David, who co-founded a successful food establishment two-and-a-half years ago in Santa Clara and asked to remain anonymous, said he was relieved when the City Council passed the temporary ordinance fee cap in September.
“These third-party delivery businesses sell a product, we buy a product and they want to make money—that’s fine,” David said. “But if I’m losing 20 to 35 percent right off the bat, am I going to increase my menu 25 percent on my customers? No. So at that point something has to happen or the business will be shut down completely.”

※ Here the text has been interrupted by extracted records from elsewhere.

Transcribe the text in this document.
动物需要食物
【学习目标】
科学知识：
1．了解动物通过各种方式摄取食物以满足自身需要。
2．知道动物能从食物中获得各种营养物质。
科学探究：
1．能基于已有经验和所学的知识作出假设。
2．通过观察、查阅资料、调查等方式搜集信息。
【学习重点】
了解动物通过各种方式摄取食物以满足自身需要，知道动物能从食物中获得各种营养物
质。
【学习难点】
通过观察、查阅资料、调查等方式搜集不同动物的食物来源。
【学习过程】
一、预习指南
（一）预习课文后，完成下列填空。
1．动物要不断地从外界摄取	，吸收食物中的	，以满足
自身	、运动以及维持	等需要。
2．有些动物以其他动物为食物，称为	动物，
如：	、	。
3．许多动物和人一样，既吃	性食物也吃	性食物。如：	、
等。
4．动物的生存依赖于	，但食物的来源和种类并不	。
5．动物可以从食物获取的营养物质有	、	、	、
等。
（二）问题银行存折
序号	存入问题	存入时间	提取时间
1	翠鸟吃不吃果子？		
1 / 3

Out of necessity, David uses DoorDash and Uber Eats to get food delivered to his customers, but that doesn’t mean he trusts them. He said his experience with Uber Eats has been rather unpleasant and actually severed his relationship with DoorDash initially before negotiating a new percentage the company would take off his orders.
Before the temporary ordinance went into effect, David said DoorDash charged 20 percent per order, plus “a couple percent” for processing fees. “Even at that price, I had to negotiate down,” he said. “I told them either accept my conditions or there is no deal.”
Vartan did utilize third-party delivery businesses until severing ties permanently with them 18 months ago, citing a lack of professionalism.
“I’m OK to some degree sacrificing some level of profit to offer service to our customers because that value is an addition for sure,” Vartan said. “But if we’re going to sacrifice 10 to 15 percent of our profit margin—which isn’t big to begin with—and they’re fronting a charge to the customer, that’s a 40 to 45 percent swing extracted from the company and customer in some cases. Even at 10 percent—forget 15 or 30—it’s more than some businesses can afford even in good times.”
Nate LeBlanc, a business development manager with the San Jose Downtown Association, weighed in on the issue during Wednesday’s meeting. “My understanding is the average profit margin on a restaurant order is 8 percent,” he said, “so if there is a 30 percent fee on every order, it is not profitable for a business to even fill that order.”
In the future, Vartan envisions a cooperative delivery service that he said would bring more equity for drivers and businesses. “So it’s a holistic thing rather than a corporation extracting profits out of people,” he said, “which is happening now.”
Longtime restaurant owner Jennifer Echeverri said a fee cap is essential for survival, as she pays DoorDash up to $1,800 a week for their services.
“We need this fee cap to survive,” she said.
If the San Jose City Council approves the ordinance, the capped fee would last through next June, at which point it may choose to extend or suspend the fee based on the existing circumstances.